CALGARY WEATHER

Calgary Real Estate Report: The Leverage Has Flipped: Calgary's Buyer's Market Isn't Coming—It's Here

Sales crater, inventory doubles, DOM spikes. The power shift is complete.

THE 3-SECOND BRIEF

  • The Pulse: The Flood—New listings are outpacing sales week after week. This is a buyer's market, and the data confirms it.
  • For Buyers: You have leverage. Take your time. Lowball with confidence. Sellers are staring at inventory numbers they haven't seen in years.
  • For Sellers: Cut the price or watch your listing age. The market has spoken, and it's not negotiating on your terms anymore.

CALGARY, AB — The narrative that Calgary's housing market was invincible has collapsed under the weight of its own inventory. Active listings for March 2026 hit 5,537 units—a staggering 118.51% increase compared to March 2024's 2,534. Sales, meanwhile, have cratered: down 12.75% year-over-year and nearly 31% from two years ago. Days on market have spiked 75% over the same period. This isn't a correction. This is a complete transfer of power from sellers to buyers, and it's being driven by the same macroeconomic headwinds that have choked enthusiasm across Canada's housing markets—high rates, affordability concerns, and a collective exhale from a market that overheated and stayed there too long.

The Hard Numbers

  • Active Inventory: 5,537 units (up 118.51% vs.
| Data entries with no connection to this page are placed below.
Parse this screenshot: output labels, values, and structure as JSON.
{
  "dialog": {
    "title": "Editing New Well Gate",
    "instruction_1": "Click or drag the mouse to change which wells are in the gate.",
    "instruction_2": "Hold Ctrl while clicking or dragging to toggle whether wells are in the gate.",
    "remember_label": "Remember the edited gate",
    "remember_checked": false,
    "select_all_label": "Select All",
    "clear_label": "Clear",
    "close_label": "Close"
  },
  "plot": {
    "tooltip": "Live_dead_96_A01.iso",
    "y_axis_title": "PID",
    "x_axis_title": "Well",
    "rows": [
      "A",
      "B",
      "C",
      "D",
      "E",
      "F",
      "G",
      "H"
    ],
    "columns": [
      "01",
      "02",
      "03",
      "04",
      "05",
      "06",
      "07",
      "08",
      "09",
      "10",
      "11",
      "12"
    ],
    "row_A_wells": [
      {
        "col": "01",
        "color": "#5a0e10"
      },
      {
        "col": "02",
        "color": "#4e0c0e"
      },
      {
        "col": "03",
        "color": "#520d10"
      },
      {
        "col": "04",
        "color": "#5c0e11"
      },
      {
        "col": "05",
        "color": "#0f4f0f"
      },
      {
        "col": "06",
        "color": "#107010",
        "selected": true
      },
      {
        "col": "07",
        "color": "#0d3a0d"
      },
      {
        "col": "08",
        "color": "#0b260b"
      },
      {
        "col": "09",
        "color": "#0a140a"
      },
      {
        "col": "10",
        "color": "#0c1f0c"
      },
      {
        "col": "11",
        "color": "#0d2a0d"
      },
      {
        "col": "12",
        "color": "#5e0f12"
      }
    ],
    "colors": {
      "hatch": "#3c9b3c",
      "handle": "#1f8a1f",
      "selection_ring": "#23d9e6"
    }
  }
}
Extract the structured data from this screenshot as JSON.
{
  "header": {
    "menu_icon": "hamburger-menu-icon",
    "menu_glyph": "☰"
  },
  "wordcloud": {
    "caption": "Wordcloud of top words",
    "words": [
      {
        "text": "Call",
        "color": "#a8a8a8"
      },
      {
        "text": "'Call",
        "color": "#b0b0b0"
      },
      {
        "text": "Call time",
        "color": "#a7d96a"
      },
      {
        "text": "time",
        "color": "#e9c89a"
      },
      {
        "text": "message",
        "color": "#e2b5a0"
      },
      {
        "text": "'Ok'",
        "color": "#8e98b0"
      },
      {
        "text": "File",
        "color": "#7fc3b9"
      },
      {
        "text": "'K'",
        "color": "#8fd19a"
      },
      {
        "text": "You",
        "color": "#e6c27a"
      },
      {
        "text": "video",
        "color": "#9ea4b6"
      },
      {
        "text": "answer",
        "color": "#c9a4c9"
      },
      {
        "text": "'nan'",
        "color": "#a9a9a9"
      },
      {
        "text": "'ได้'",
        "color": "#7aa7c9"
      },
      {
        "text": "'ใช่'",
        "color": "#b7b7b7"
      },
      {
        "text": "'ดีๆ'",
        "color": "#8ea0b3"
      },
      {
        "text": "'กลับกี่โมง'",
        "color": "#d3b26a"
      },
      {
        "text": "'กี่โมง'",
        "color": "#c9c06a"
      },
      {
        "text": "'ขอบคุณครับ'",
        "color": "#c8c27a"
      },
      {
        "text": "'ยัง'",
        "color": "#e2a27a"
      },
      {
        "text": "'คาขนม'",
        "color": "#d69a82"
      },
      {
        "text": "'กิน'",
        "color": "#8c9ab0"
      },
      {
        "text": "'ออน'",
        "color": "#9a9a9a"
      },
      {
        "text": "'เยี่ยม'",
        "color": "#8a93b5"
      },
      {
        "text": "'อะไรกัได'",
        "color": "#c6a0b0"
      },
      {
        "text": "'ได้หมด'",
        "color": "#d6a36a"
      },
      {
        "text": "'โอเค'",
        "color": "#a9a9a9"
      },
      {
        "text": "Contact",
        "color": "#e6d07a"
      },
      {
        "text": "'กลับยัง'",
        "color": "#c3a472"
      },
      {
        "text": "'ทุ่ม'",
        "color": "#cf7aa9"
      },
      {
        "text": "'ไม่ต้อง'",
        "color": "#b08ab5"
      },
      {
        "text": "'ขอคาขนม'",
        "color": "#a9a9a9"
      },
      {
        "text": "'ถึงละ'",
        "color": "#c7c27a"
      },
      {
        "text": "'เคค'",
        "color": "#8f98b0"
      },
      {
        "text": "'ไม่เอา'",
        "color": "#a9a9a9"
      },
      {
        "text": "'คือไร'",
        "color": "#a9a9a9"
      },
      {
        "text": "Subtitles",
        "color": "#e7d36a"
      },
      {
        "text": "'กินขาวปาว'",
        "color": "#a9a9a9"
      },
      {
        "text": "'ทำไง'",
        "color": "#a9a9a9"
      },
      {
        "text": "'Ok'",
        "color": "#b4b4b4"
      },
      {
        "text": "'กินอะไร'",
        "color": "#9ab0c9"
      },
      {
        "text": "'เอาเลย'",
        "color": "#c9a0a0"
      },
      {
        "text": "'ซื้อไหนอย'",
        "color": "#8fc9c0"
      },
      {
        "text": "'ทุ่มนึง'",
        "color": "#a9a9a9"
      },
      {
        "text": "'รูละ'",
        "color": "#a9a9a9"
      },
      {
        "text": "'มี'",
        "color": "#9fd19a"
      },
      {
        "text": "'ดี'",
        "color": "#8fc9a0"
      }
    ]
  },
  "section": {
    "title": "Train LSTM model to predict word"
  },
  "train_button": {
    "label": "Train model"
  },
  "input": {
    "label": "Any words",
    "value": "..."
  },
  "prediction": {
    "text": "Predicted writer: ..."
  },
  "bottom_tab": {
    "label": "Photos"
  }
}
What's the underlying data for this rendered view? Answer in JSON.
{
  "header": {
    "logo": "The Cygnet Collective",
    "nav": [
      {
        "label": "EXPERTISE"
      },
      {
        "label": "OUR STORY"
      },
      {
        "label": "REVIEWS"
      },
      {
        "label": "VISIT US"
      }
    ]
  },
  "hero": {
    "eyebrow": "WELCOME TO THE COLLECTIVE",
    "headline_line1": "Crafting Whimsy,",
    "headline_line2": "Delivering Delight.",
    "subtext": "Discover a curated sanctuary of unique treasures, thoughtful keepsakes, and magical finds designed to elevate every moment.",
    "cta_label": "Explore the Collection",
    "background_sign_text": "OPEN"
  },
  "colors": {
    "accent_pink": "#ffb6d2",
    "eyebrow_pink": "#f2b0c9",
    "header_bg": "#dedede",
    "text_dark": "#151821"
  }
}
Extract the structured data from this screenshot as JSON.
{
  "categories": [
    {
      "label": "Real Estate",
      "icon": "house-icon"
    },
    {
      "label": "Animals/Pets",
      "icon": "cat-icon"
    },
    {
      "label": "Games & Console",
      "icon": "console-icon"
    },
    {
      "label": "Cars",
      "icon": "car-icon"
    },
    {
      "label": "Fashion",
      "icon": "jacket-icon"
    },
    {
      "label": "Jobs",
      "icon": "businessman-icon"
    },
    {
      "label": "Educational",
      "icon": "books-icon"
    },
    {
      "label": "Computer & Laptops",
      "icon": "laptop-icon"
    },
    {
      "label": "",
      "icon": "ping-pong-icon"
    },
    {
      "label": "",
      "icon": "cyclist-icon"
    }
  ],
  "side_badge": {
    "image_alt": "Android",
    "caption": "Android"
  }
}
March 2024)
  • Citywide Benchmark Price: $560,500 (down 3.36% vs. two years ago, down 4.40% vs. last year)
  • Recent Sales vs New Listings: Week of March 20-26, 2026: 477 sales vs. 759 new listings. Sales down 9.32% vs. same week last year; new listings down 15.76%.
  • Days on Market: 35 days (up 75% vs. two years ago, up 20.69% vs. last year)

The underlying friction is not subtle. Buyers have been suffocated by high borrowing costs and diminishing wage-to-price ratios, and they've simply stepped back. Sellers, meanwhile, are flooding the market—whether out of necessity, fear, or delusion that pricing will hold—and discovering that their homes are now competing with thousands of others in an environment where urgency has evaporated. The Bank of Canada's decision to hold rates has done nothing to inspire confidence, and the result is a market where choice has replaced scarcity, and patience has replaced panic. The market is adjusting organically, which is to say: it's adjusting whether sellers like it or not.

The outlook is simple—buyers will continue to dictate terms until inventory burns off or rates drop meaningfully, and sellers who refuse to acknowledge the shift will pay for it in carrying costs and lost opportunity.